Vermutlich würde sie ihm das nie verzeihen, und da hatte sie auch ganz recht.
Es gab Sachen, die waren durch nichts zu entschuldigen und wurden auch dadurch
nicht besser, dass man sie sich noch Stunden und Tage später versuchte schönzureden.
    Maarten fand auch in der
kommenden Nacht keinen Schlaf und starrte unentwegt auf sein Telefon. Keinen
Schritt tat er, ohne es mit sich zu führen, aber es schwieg. Erbarmungslos. Er
schaltete seinen Fernseher ein und wieder aus, blätterte die ihm nicht
nachgestellte Post der vergangenen Wochen durch und nahm schließlich ein Buch
zur Hand, um sich von seinen sich immerzu im Kreise drehenden Gedanken abzulenken.
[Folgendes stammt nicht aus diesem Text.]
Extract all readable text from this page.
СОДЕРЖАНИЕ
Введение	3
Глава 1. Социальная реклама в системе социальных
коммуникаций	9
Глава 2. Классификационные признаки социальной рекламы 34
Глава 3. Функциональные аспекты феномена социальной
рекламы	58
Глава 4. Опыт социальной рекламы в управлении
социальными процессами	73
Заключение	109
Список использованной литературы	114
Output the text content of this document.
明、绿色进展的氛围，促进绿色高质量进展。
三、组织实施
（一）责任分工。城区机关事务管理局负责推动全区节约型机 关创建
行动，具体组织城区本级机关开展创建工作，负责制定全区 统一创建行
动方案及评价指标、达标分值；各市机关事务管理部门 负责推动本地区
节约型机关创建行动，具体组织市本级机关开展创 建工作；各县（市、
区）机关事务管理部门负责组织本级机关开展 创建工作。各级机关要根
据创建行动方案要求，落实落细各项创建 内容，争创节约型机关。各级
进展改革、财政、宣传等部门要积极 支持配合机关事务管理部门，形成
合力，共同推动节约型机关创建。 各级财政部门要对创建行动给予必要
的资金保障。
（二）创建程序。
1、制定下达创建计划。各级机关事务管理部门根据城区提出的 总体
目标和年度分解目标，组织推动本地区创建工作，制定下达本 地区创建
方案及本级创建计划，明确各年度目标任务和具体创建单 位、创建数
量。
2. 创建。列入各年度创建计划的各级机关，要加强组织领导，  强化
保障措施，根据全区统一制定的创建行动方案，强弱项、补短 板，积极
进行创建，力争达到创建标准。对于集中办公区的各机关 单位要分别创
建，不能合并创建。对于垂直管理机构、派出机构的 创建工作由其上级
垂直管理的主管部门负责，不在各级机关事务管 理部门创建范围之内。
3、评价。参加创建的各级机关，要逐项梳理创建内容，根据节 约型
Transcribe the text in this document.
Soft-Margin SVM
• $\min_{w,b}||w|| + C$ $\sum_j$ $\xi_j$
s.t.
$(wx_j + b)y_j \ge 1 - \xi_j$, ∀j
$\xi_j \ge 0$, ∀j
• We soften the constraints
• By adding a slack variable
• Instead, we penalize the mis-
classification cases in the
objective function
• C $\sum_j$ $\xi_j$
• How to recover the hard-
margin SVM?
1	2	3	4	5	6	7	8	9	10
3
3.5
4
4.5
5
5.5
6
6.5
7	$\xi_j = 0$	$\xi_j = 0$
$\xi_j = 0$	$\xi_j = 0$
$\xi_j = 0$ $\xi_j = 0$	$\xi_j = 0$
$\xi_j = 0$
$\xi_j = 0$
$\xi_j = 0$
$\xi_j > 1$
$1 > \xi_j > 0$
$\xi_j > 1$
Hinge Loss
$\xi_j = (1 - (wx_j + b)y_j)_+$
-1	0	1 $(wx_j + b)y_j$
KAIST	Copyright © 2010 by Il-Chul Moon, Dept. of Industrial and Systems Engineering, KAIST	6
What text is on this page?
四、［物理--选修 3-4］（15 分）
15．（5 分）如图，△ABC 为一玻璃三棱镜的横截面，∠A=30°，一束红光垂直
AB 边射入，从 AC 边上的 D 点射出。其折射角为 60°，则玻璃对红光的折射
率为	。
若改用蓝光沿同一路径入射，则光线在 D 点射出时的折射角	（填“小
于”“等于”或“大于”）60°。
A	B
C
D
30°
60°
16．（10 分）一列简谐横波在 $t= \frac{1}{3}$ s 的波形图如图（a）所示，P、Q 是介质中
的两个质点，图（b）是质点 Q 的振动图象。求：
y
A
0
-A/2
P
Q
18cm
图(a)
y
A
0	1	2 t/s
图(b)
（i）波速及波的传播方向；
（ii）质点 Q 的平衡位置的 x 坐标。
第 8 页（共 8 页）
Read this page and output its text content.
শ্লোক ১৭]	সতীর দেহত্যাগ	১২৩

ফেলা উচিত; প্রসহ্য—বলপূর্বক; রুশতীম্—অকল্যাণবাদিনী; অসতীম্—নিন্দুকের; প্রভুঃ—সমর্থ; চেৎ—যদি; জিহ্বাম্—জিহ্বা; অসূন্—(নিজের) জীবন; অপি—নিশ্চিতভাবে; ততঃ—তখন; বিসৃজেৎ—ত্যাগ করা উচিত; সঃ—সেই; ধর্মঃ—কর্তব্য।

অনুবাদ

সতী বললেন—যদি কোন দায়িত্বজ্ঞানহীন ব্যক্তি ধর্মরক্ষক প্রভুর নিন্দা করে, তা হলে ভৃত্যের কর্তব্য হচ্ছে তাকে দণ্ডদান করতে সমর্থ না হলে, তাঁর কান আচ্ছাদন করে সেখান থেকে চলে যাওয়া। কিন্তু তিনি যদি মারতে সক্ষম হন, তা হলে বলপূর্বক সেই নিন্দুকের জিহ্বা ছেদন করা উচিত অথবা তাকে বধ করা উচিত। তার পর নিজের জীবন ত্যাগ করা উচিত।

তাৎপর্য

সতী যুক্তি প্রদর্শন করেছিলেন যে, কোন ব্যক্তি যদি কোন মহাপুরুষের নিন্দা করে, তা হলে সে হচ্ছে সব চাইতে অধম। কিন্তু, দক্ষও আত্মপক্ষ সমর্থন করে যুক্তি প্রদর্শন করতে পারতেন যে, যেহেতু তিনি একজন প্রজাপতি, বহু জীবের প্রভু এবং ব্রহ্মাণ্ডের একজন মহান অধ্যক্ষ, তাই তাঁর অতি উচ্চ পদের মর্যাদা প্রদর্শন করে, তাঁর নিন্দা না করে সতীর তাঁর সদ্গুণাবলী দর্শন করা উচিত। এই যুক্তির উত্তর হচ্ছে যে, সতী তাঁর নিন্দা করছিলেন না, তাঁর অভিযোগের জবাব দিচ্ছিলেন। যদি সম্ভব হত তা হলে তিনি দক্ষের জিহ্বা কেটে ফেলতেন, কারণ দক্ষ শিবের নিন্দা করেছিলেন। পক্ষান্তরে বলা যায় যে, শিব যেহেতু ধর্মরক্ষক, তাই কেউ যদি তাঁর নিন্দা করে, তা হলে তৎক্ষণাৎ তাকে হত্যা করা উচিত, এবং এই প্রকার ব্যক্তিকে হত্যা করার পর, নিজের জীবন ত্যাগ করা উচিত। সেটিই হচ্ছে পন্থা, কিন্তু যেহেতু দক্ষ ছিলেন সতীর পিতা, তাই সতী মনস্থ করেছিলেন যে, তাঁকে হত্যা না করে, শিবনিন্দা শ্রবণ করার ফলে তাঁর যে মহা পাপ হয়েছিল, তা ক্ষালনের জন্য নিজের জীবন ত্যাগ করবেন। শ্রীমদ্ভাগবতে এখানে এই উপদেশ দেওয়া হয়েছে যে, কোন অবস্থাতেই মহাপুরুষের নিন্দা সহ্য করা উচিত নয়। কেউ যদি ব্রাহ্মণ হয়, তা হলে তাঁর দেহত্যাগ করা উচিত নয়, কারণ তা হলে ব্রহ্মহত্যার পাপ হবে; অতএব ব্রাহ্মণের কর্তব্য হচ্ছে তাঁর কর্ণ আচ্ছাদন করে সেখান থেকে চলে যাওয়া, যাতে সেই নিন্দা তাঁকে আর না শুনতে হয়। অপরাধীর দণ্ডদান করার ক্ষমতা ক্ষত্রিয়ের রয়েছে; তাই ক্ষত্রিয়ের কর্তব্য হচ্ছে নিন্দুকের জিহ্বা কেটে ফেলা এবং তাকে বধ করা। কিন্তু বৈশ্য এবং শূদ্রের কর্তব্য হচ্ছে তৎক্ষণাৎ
Als er auf Seite dreißig war, wurde ihm allerdings bewusst, dass er sich auch
nicht an ein einziges Wort erinnern konnte, das er bis dahin gelesen hatte.
Also klappte er das Buch wieder zu und pfefferte es in die nächste Ecke.
    Als über der Skyline von
Manhatten glühendrot die Sonne aufging und einen klirrend kalten Wintertag
versprach, war Maarten gerade in einen unruhigen Schlaf gefallen und bekam von
dem beeindruckenden Naturschauspiel nichts mehr mit. Erst, als es gegen Mittag
ging und sein extra laut gestelltes Telefon wiederholt einen schrillen
Klingelton von sich gab, wachte er auf und rieb sich verdutzt die Augen. Doch
im nächsten Moment schon hatte er die Orientierung wiedergefunden, erkannte
Wiebkes Nummer und griff gehetzt zum Hörer.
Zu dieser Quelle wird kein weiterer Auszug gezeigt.